Une panique morale déclenchée en 2005
Tout commence le jour de Noël 2005, lorsque l’archevêque de Yaoundé, Victor Tonye Bakot, dénonce publiquement l’élite camerounaise. Lors d’un sermon, en présence du président Paul Biya, il accuse les dirigeants de promouvoir l’homosexualité en exigeant des jeunes hommes des actes sexuels en échange d’opportunités professionnelles. Ce discours, tenu dans la cathédrale de Yaoundé, associe franc-maçonnerie et perversion morale, ravivant une méfiance historique envers cet ordre secret.

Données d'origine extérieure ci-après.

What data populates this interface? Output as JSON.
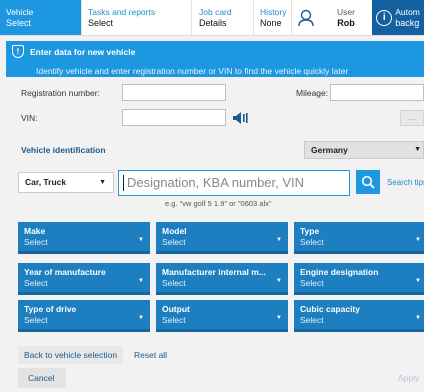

Quelques semaines après, des journaux publient des listes d’homosexuels présumés, impliquant des ministres, artistes, sportifs et même des responsables religieux. Cette “Affaire des listes” alimente un climat de dénonciation publique. Le président Biya, dans un premier temps favorable à la protection de la vie privée, cède sous la pression et lance une campagne contre les homosexuels, marquant un tournant dans l’application des lois criminalisant l’homosexualité depuis 1972.
Franc-maçonnerie et controverses africaines
La franc-maçonnerie, née au XVIIe siècle en Écosse, est rapidement devenue une cible de l’Église catholique, notamment en France, où elle fut accusée de soutenir des révolutions anticléricales. Exportée dans les colonies, cette organisation secrète suscite aujourd’hui encore des fantasmes, particulièrement en Afrique francophone. La vidéo de l’investiture d’Ali Bongo, président du Gabon, comme Grand Maître de la Grande Loge du Gabon en 2009, illustre ce paradoxe : l’affichage public de cette appartenance, rare pour un franc-maçon, devient une arme à double tranchant, perçue comme une démonstration de pouvoir et une soumission aux influences néocoloniales.
En associant homosexualité, sorcellerie et enrichissement illicite, les récits conspiratoires trouvent un écho puissant dans des sociétés où la méfiance envers les élites est profonde. L’idée que l’homosexualité soit une “importation occidentale” renforce ces récits, bien que des études historiques, comme celles de l’ethnographe Günther Tessmann au début du XXe siècle, attestent d’une diversité de pratiques sexuelles précoloniales en Afrique.
Une politisation croissante de l’homophobie
Depuis les années 2000, l’homophobie se radicalise en Afrique, prenant des formes diverses selon les pays. Au Cameroun, elle cible particulièrement les élites, perçues comme déconnectées du peuple et moralement dévoyées. Cette situation est amplifiée par Internet, qui, tout en offrant une visibilité accrue aux communautés LGBTQ+, intensifie les discours opposant homosexualité et “valeurs africaines”.
L’ouvrage met également en lumière les perspectives anthropologiques camerounaises, notamment celles de Sévérin Abega, qui analyse la croyance en un “double” spirituel influençant les perceptions de la sexualité. Cette vision fluide des identités contraste avec les représentations fixes imposées par le colonialisme et les discours occidentaux sur l’homosexualité.
Une contribution majeure aux débats africains
Ce livre invite à historiciser les récits de conspiration pour comprendre leur pouvoir dans les sociétés postcoloniales. Il propose une réflexion sur les identités, les frontières culturelles et les dynamiques de pouvoir, tout en appelant à dépasser les dichotomies entre “tradition” et “modernité”.
Dans un contexte où les luttes pour les droits LGBTQ+ se heurtent à des résistances sociales et politiques, cet ouvrage offre une analyse précieuse pour saisir les enjeux complexes qui façonnent les débats africains contemporains sur la sexualité, le pouvoir et la mémoire collective.